Which was what she was thinking at the exact moment Jack Witkowski stepped out of the stairwell door in front of them.
TO JACK, the pair of them looked ragged, stretched thin with panic. Something in Anna seemed particularly off, her hands in her pockets and her eyes wild. Perfect.
He smiled, gestured to the gym bag in Tom’s hand. “That for me?”
Tom’s eyes darted like a rabbit looking for cover. He took a step back. “I thought you wanted-”
“Never mind what you thought, dipshit,” Jack said. “Open the bag.”
Tom Reed stood still.
“Tom,” Jack said, and unzipped his jumpsuit so that the holster was visible. “Open the bag.”
“You’re not going to use that. We’re in a public place.” The guy said it like it was a contract, like a kid on the playground whining about the rules.
Jack laughed. “Are you kidding?” He shook his head. “You’ve passed a dozen people in the last few minutes. Can you tell me what any of them looked like?” He cocked his head, smiled. “What makes you think any of them saw what I look like?”
TOM FELT LIKE his face had grown apart from him, like it was a separate entity. He could feel the blood banging in his forehead, could feel the heat in his cheeks. “We had a deal.”
Jack shrugged, the motion rippling the blue jumpsuit and revealing more of the big pistol. “We still do. It starts with you opening that bag and showing me what’s mine.”
“You just said you were going to kill us.” Trying to keep conversation going. Praying that Anna had been able to page Andre.
“Actually, Tom, I said that I could kill you.” Jack was smug, obviously enjoying himself. “If I do decide to kill you, I probably won’t tell you about it in advance. Now open the goddamn bag.”
“No,” Tom said, as steadily as he could. He had to hold out.
Another few seconds, a minute. His life, their lives, it came down to a minute. Sixty endless seconds. Where the hell was Andre? “Not until you tell me, straight up, that once you have this money you’ll leave us alone.”
Jack smiled. “My word.”
Something went cold inside Tom, and he realized that one way or another, today or tomorrow, Jack meant to kill them. Had simply decided that it would happen.
Then, over Jack’s shoulder, he saw someone coming up the escalator that bisected the mall. A bulky guy with a boxer’s moves. Wet lips and white teeth. Andre was walking, his jacket open. Anna had done it.
“All right.” Tom took a deep breath, trying to draw things out, feeling a rush of adrenaline and a surge of wild hope. He rolled his shoulder and then set the bag on the ground.
Behind Jack, two white guys came around the corner to fall into step with Andre, the three of them moving steady and easy. One wore a maroon tracksuit and a gold ID bracelet. The other had on a broad-cut suit. The one in the suit slid his hand into the pocket and pulled out something plastic. A blue spark arced along it. A stun gun.

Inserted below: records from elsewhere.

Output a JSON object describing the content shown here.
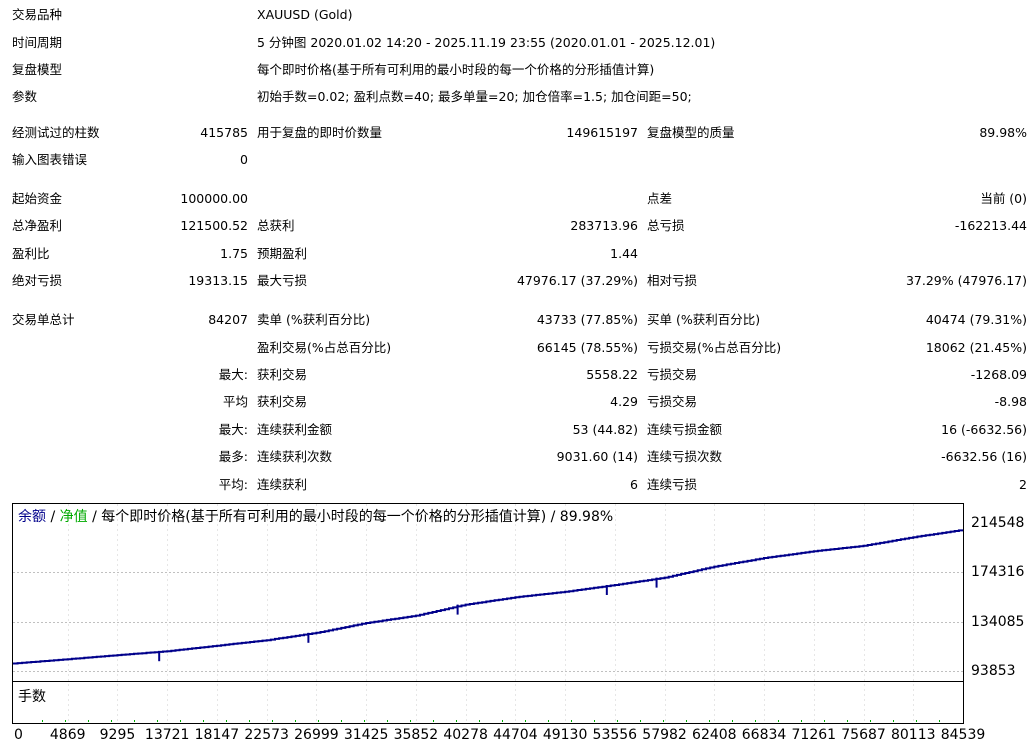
{
  "report": {
    "symbol_label": "交易品种",
    "symbol_value": "XAUUSD (Gold)",
    "period_label": "时间周期",
    "period_value": "5 分钟图 2020.01.02 14:20 - 2025.11.19 23:55 (2020.01.01 - 2025.12.01)",
    "model_label": "复盘模型",
    "model_value": "每个即时价格(基于所有可利用的最小时段的每一个价格的分形插值计算)",
    "params_label": "参数",
    "params_value": "初始手数=0.02; 盈利点数=40; 最多单量=20; 加仓倍率=1.5; 加仓间距=50;",
    "bars_label": "经测试过的柱数",
    "bars_value": "415785",
    "ticks_label": "用于复盘的即时价数量",
    "ticks_value": "149615197",
    "quality_label": "复盘模型的质量",
    "quality_value": "89.98%",
    "errors_label": "输入图表错误",
    "errors_value": "0",
    "deposit_label": "起始资金",
    "deposit_value": "100000.00",
    "spread_label": "点差",
    "spread_value": "当前 (0)",
    "net_label": "总净盈利",
    "net_value": "121500.52",
    "gross_profit_label": "总获利",
    "gross_profit_value": "283713.96",
    "gross_loss_label": "总亏损",
    "gross_loss_value": "-162213.44",
    "pf_label": "盈利比",
    "pf_value": "1.75",
    "payoff_label": "预期盈利",
    "payoff_value": "1.44",
    "abs_dd_label": "绝对亏损",
    "abs_dd_value": "19313.15",
    "max_dd_label": "最大亏损",
    "max_dd_value": "47976.17 (37.29%)",
    "rel_dd_label": "相对亏损",
    "rel_dd_value": "37.29% (47976.17)",
    "trades_label": "交易单总计",
    "trades_value": "84207",
    "short_label": "卖单 (%获利百分比)",
    "short_value": "43733 (77.85%)",
    "long_label": "买单 (%获利百分比)",
    "long_value": "40474 (79.31%)",
    "profit_trades_label": "盈利交易(%占总百分比)",
    "profit_trades_value": "66145 (78.55%)",
    "loss_trades_label": "亏损交易(%占总百分比)",
    "loss_trades_value": "18062 (21.45%)",
    "largest_prefix": "最大:",
    "largest_profit_label": "获利交易",
    "largest_profit_value": "5558.22",
    "largest_loss_label": "亏损交易",
    "largest_loss_value": "-1268.09",
    "avg_prefix": "平均",
    "avg_profit_label": "获利交易",
    "avg_profit_value": "4.29",
    "avg_loss_label": "亏损交易",
    "avg_loss_value": "-8.98",
    "max_consec_prefix": "最大:",
    "max_consec_wins_label": "连续获利金额",
    "max_consec_wins_value": "53 (44.82)",
    "max_consec_losses_label": "连续亏损金额",
    "max_consec_losses_value": "16 (-6632.56)",
    "most_prefix": "最多:",
    "max_consec_profit_label": "连续获利次数",
    "max_consec_profit_value": "9031.60 (14)",
    "max_consec_loss_label": "连续亏损次数",
    "max_consec_loss_value": "-6632.56 (16)",
    "avg_consec_prefix": "平均:",
    "avg_consec_wins_label": "连续获利",
    "avg_consec_wins_value": "6",
    "avg_consec_losses_label": "连续亏损",
    "avg_consec_losses_value": "2"
  },
  "chart": {
    "legend_balance": "余额",
    "legend_sep1": " / ",
    "legend_equity": "净值",
    "legend_sep2": " / ",
    "legend_rest": "每个即时价格(基于所有可利用的最小时段的每一个价格的分形插值计算) / 89.98%",
    "lots_label": "手数"
  },
  "colors": {
    "balance": "#00008b",
    "equity": "#00aa00",
    "grid": "#c0c0c0",
    "frame": "#000000"
  },
  "chart_data": {
    "type": "line",
    "x": [
      0,
      4869,
      9295,
      13721,
      18147,
      22573,
      26999,
      31425,
      35852,
      40278,
      44704,
      49130,
      53556,
      57982,
      62408,
      66834,
      71261,
      75687,
      80113,
      84539
    ],
    "x_ticks": [
      "0",
      "4869",
      "9295",
      "13721",
      "18147",
      "22573",
      "26999",
      "31425",
      "35852",
      "40278",
      "44704",
      "49130",
      "53556",
      "57982",
      "62408",
      "66834",
      "71261",
      "75687",
      "80113",
      "84539"
    ],
    "y_ticks": [
      "214548",
      "174316",
      "134085",
      "93853"
    ],
    "ylim": [
      93853,
      214548
    ],
    "series": [
      {
        "name": "余额",
        "values": [
          100000,
          103500,
          106800,
          110000,
          114500,
          119000,
          125000,
          133000,
          139000,
          148000,
          154000,
          158500,
          164000,
          170000,
          179000,
          186000,
          191500,
          196000,
          203000,
          209000
        ]
      }
    ]
  }
}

Tom squatted beside the bag, put his hand on the zipper. Timing would be everything. He hesitated, said, “Remember, you promised.”

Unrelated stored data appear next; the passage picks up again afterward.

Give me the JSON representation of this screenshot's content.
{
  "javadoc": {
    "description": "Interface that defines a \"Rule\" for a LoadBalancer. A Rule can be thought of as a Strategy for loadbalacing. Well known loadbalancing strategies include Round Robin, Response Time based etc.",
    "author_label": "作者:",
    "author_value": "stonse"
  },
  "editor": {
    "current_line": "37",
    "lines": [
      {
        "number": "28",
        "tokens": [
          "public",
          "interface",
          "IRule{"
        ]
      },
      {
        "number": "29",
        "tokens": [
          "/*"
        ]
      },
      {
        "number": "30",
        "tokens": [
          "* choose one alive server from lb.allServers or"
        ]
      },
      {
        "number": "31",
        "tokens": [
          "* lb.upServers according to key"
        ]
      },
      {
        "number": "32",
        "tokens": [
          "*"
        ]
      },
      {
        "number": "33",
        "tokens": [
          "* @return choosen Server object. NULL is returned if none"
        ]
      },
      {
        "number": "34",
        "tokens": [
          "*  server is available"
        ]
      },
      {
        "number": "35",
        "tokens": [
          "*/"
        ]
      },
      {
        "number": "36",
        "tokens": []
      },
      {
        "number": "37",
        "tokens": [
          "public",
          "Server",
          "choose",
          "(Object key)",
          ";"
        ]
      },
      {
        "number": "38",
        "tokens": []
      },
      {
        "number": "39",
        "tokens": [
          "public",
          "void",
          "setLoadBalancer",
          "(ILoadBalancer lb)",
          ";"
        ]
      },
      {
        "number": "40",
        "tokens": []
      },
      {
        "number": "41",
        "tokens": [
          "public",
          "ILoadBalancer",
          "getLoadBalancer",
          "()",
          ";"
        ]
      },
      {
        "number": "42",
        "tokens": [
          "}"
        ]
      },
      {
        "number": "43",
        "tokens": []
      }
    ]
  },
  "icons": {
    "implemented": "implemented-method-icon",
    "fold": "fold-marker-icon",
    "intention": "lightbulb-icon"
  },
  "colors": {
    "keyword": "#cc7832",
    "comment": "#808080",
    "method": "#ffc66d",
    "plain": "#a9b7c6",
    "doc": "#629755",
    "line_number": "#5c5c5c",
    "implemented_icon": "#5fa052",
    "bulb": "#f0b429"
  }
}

Jack’s eyes narrowed, and he said, “Quit stalling.”
No way around it. If he went any further, he risked Jack looking around, things going south. He had to pray that the money on top would fool Jack, or at least hold his attention long enough for Malachi’s people. Twenty feet now.
He drew the zipper down as slowly as he dared, then reached for the sides of the bag, planning to open it just enough to flash Jack. Ten feet.